Extended freeze blamed for water pressure concerns; Public Schools extending school day
Published 12:13 am Saturday, January 6, 2018
RESERVE — The extraordinary length of frigid to below-freezing temperatures experienced in St. John the Baptist Parish is blamed for the extended loss of water pressure and its negative impact to schools, homes and businesses.
Though low temperatures are not unheard of in the area, the recent Arctic blast had a pronounced impact on the region because of its longevity, St. John Utilities Director Blake Fogleman said.
He said the weeklong hard freeze put a tremendous strain on facilities since cold spells typically last less than a day and a half.
Other Parishes across the state are experiencing similar concerns, Fogleman said, and he dispelled rumors that St. John the Baptist Parish is borrowing water from New Orleans or other municipalities.
Traci Musso of Belle Pointe in Reserve experienced effects of low water pressure, including not being able to flush toilets for a few hours and having limited water for showering.
However, she said she anticipated the drawbacks of freezing temperatures and kept a “this too shall pass” mindset.
“It’s an inconvenience, but nothing major,” Musso said. “The most difficult part is the boil water advisory. The Parish has done a good job of calling, texting and making sure everyone knows.”
St. John Councilman Thomas Malik said he isn’t surprised the cold weather impacted the Parish so dramatically.
“In South Louisiana, we’re not engineered for hard freezes,” he said.
Malik said Cain Dufrene and other representatives from Fire Services diligently worked alongside the Utilities Department to restore water pressure.
Compliance with water conservation efforts, although burdensome, is the best way residents can aid water pressure restoration, St.
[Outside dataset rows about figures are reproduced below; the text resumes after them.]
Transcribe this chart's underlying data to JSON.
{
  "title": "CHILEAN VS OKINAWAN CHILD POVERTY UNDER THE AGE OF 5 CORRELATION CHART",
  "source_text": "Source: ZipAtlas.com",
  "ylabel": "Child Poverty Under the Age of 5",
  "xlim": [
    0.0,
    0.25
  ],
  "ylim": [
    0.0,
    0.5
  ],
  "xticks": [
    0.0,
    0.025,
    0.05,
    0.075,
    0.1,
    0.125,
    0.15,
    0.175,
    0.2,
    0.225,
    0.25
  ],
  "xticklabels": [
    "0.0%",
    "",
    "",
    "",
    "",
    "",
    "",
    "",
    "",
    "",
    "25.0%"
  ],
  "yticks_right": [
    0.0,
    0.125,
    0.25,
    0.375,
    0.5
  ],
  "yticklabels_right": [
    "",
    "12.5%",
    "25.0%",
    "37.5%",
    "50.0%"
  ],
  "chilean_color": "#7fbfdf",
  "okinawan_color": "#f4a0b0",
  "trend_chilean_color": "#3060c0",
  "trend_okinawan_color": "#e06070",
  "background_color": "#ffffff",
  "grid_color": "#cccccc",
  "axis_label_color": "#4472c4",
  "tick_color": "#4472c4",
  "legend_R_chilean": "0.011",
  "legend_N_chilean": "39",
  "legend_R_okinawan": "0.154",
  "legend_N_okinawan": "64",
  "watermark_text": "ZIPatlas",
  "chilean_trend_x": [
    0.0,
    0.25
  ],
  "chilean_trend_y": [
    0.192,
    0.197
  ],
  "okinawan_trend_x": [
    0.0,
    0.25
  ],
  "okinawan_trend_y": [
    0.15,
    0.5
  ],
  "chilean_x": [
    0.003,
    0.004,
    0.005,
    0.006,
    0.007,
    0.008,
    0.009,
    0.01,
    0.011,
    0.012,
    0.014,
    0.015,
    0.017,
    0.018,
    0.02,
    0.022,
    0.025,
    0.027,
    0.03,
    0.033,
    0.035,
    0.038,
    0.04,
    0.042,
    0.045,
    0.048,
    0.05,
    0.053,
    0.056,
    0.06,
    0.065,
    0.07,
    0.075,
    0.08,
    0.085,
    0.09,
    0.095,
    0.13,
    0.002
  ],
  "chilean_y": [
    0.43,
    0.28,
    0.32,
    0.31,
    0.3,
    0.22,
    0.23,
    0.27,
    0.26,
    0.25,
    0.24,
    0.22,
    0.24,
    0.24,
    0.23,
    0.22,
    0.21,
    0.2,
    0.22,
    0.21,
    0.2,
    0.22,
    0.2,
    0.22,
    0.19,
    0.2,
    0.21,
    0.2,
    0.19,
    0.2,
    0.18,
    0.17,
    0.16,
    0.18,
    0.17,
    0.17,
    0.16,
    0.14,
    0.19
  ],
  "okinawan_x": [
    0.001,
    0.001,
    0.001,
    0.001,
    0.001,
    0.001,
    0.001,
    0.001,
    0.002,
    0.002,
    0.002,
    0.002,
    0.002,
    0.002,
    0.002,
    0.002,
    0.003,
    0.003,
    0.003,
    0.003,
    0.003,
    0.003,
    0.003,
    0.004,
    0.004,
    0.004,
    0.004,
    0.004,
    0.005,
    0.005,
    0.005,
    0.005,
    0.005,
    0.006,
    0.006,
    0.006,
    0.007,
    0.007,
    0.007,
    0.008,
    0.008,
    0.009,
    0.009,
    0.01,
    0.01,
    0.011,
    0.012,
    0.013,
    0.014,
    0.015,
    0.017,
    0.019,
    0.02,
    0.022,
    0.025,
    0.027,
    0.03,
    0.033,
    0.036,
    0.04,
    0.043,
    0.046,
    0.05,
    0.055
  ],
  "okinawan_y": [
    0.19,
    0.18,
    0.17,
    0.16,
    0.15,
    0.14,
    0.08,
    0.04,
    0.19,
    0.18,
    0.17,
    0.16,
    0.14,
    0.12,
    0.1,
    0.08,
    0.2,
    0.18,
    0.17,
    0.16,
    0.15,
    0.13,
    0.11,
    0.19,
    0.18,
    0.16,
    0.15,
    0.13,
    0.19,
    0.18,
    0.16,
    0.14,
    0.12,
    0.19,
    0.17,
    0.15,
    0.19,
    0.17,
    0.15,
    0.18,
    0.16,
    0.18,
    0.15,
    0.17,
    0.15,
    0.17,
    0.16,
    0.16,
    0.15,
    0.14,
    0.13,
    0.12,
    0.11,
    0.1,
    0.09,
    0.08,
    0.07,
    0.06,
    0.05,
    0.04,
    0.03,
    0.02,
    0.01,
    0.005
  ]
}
John officials said.
Freezing temperatures, broken pipes and dripping faucets clearly put a strain on potable water systems, according to Fogleman, who said local residents need to be aware that dripping faucets overnight does more harm than good when temperatures hover above freezing.
“The only time dripping pipes is effective is if it’s a below-freezing temperature,” he said. “The freezing temperatures might have only lasted for four hours, and the faucet was dripping eight hours overnight.”
Fogleman said residents who run water should only drip the faucet furthest from the water entry into the home, allowing water to run throughout the household and limiting the chance of fluctuations in water pressure.
The Utilities Department received approximately 50 calls about water pressure by Thursday morning, Fogleman said, with many coming from Reserve, Garyville and Mt. Airy in Water District I.
“It has affected a significant amount of businesses who rely on running water,” Fogleman said. “We’ve been working with the car washes that have contacted us to provide as much pressure as we can.”
Additionally, residents in Water District I were placed under a boil advisory as a precaution due to low water pressure levels.
Diminished toilet flushing and building heating capabilities forced public schools to close Thursday and Friday, but School District spokesperson Jennifer Boquet said she expects schools to reopen Monday.
Due to closures on Thursday and Friday, all St. John the Baptist Parish Public Schools — with the exception of Lake Pontchartrain Elementary — will have school hours extended by 10 minutes daily for the remainder of the school year.
The new schedule goes into effect Monday, and principals have been notified to use the extra time for instruction, according to Assistant Superintendent Heidi Trosclair.
Lake Pontchartrain Elementary students have been operating on a 7-minute school hour extension since the beginning of the school year to account for extra days off as students transition into a new building, she said. The new Lake Pontchartrain Elementary opens Monday.